If you snore loudly or nod off during the day, you might have sleep apnea. Sleep apnea affects millions of people and is characterized by pauses in breathing while asleep—like during snoring or sleeping on your back—and can cause headaches and other symptoms when left untreated. If you think you have this issue, here are some sleep apnea signs to look out for.
Signs of Sleep Apnea
In addition to snoring and daytime sleepiness, you may also experience the following signs of sleep apnea:
Difficulty remembering things.
Difficulty completing tasks like reading and writing (for example, it takes longer for you to write a report).
Warning Signs of Sleep Apnea
Now that we’re all familiar with the symptoms of sleep apnea let’s discuss its initial warning signs.
Sleep apnea in men occurs when your airway is blocked or obstructed while you’re asleep. When this happens, you don’t get enough oxygen to your brain and body, which causes fatigue and grogginess in the morning. If ignored and left untreated, this condition can lead to serious health problems like high blood pressure and heart disease. Some warning signs of sleep apnea include:
As you sleep, you may hear snoring or loud breathing.
Sleeping with frequent pauses in breathing during the night (a condition called hypopnea).
Headaches early in the morning.
If you suspect you're experiencing any of these sleep apnea symptoms, it is imperative that you consult a doctor for a diagnosis.
Causes of Sleep Apnea
Snoring is the main sign of sleep apnea, caused by the vibrating soft tissues in your throat. Sleep apnea is caused by a range of factors, including:
A deviated septum (a slight change in your nose's shape).
An enlarged tongue or tonsils.
A jaw that's too large for your face.
Central Sleep Apnea
Central sleep apnea occurs when your brain doesn't send signals to your airway muscles to keep them open during sleep. This can soon become complex sleep apnea if it persists for more than 5 hours.
Causes of central sleep apnea
Low oxygen levels in your blood (hypoxia).
Narrowing of your airways (stenosis).
What is Obstructive Sleep Apnea?
Obstructive sleep apnea (OSA) is when breathing becomes blocked or interrupted during sleep, which causes the person to stop breathing. In children, this can be lethal. OSA affects about 5 percent of Americans and is most common in men between 50 and 80.
Symptoms of obstructive sleep apnea
Heavy snoring and loud breathing at night.
Trouble sleeping or waking up many times during the night.
Excessive daytime fatigue does not go away once you get enough rest.
Frequent headaches or other types of pain when you wake up from sleeping too long in one position.
Feeling sleepy and groggy during the day even though you were asleep all night.
Morning headaches are a sign of sleep apnea. You may have heard that morning headaches can be caused by stress, but they are one of the most common sleep apnea symptoms.
Sleep apnea occurs when you stop breathing while asleep and causes your brain to think that there's still air in your body. Your brain tries to wake up from this false sense of security and sends signals into your throat, causing temporary constriction or blockage (that's why mornings are so bad!). This causes severe congestion in the arteries surrounding your brain, which can cause an excess amount of blood to flow straight into the blood vessels connected with migraines or tension headaches—a vicious cycle!
The good news is that many over-the-counter pain relievers also work well for treating migraines! But if those don't help much, then it's time for an appointment with a doctor specializing in diseases associated with sleep disorders like snoring/narcolepsy.

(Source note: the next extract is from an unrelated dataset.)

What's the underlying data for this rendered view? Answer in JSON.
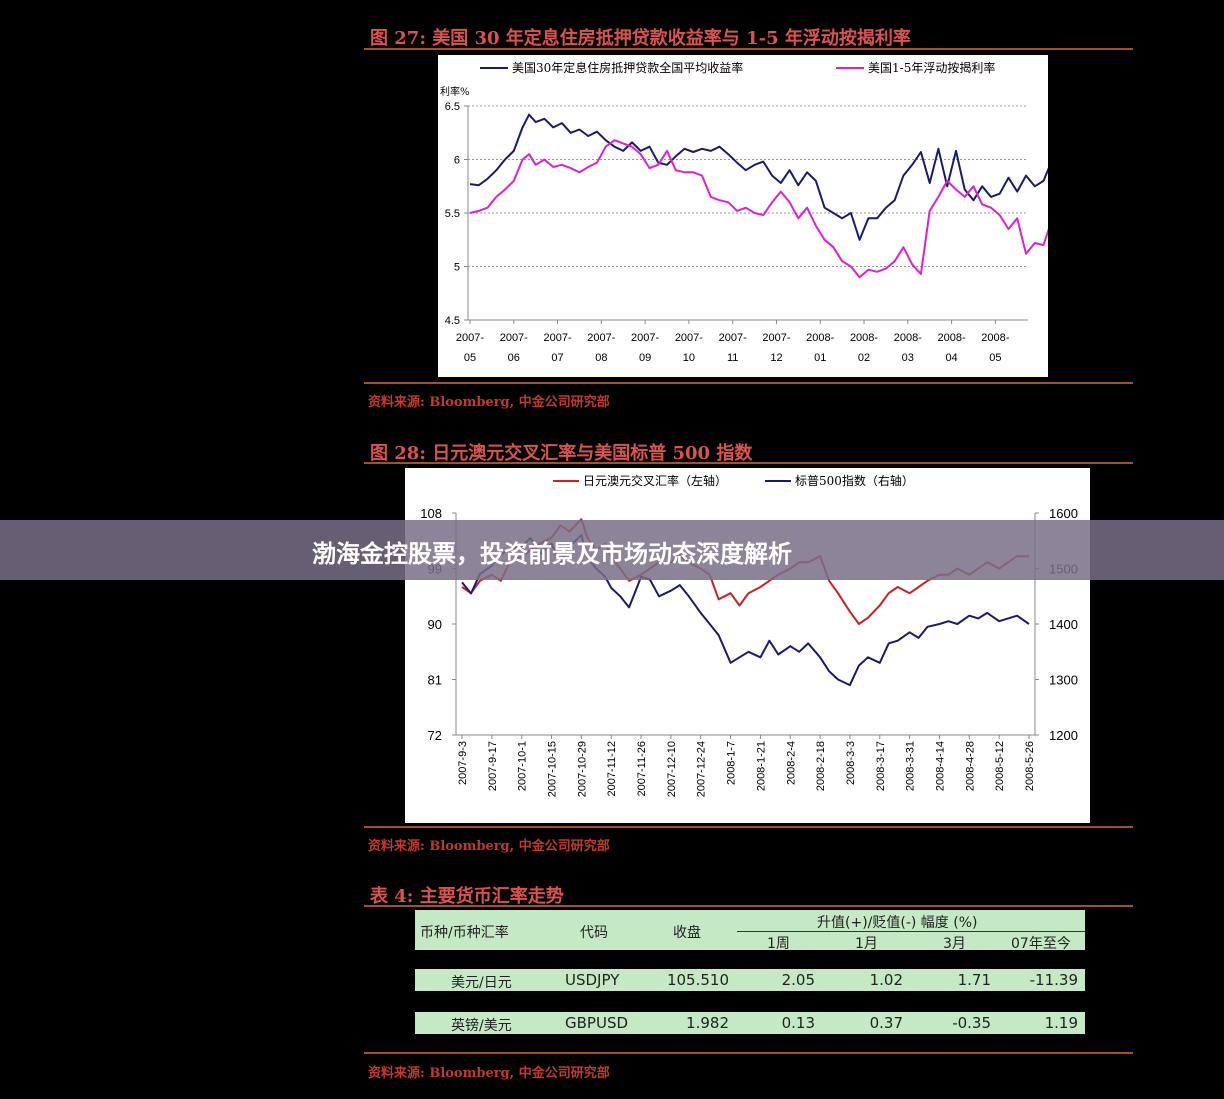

Sleep issues often go hand-in-hand with excessive daytime tiredness, chronic neck pain (due to improper positioning), and poor-quality slumber patterns caused by obstructive breathing patterns occurring throughout the nighttime.
Treatments for Sleep Apnea
If you notice any of these symptoms, it may be time to see your doctor as soon as possible. Sleep apnea can lead to issues such as high blood pressure or diabetes and other serious health issues. Besides making you look tired throughout the day, it can also make you appear tired even if you are not. Crow’s feet are not your friend either.
There are many different treatments for sleep apnea in children. Some people use a CPAP (continuous positive airway pressure) device at night so they don't have to snore loudly while sleeping; some choose surgery; others take medication or both.
If none of those options works for you, there's always home care: talking about your symptoms with your partner/partner's family members/friends will help keep everyone up-to-date on what's going on with you so they know how best to support you during this challenging process.
There is much information about sleep apnea in women, but not a lot is honest. The research is not black and white. It's messy. Getting your doctor at SleepRx to run a few tests if you experience any of the symptoms listed above is a good idea.
If you suffer from sleep apnea, your health is at risk, and your quality of life will also be affected. Preventing severe complications from occurring in the future is possible by taking good care of yourself right now.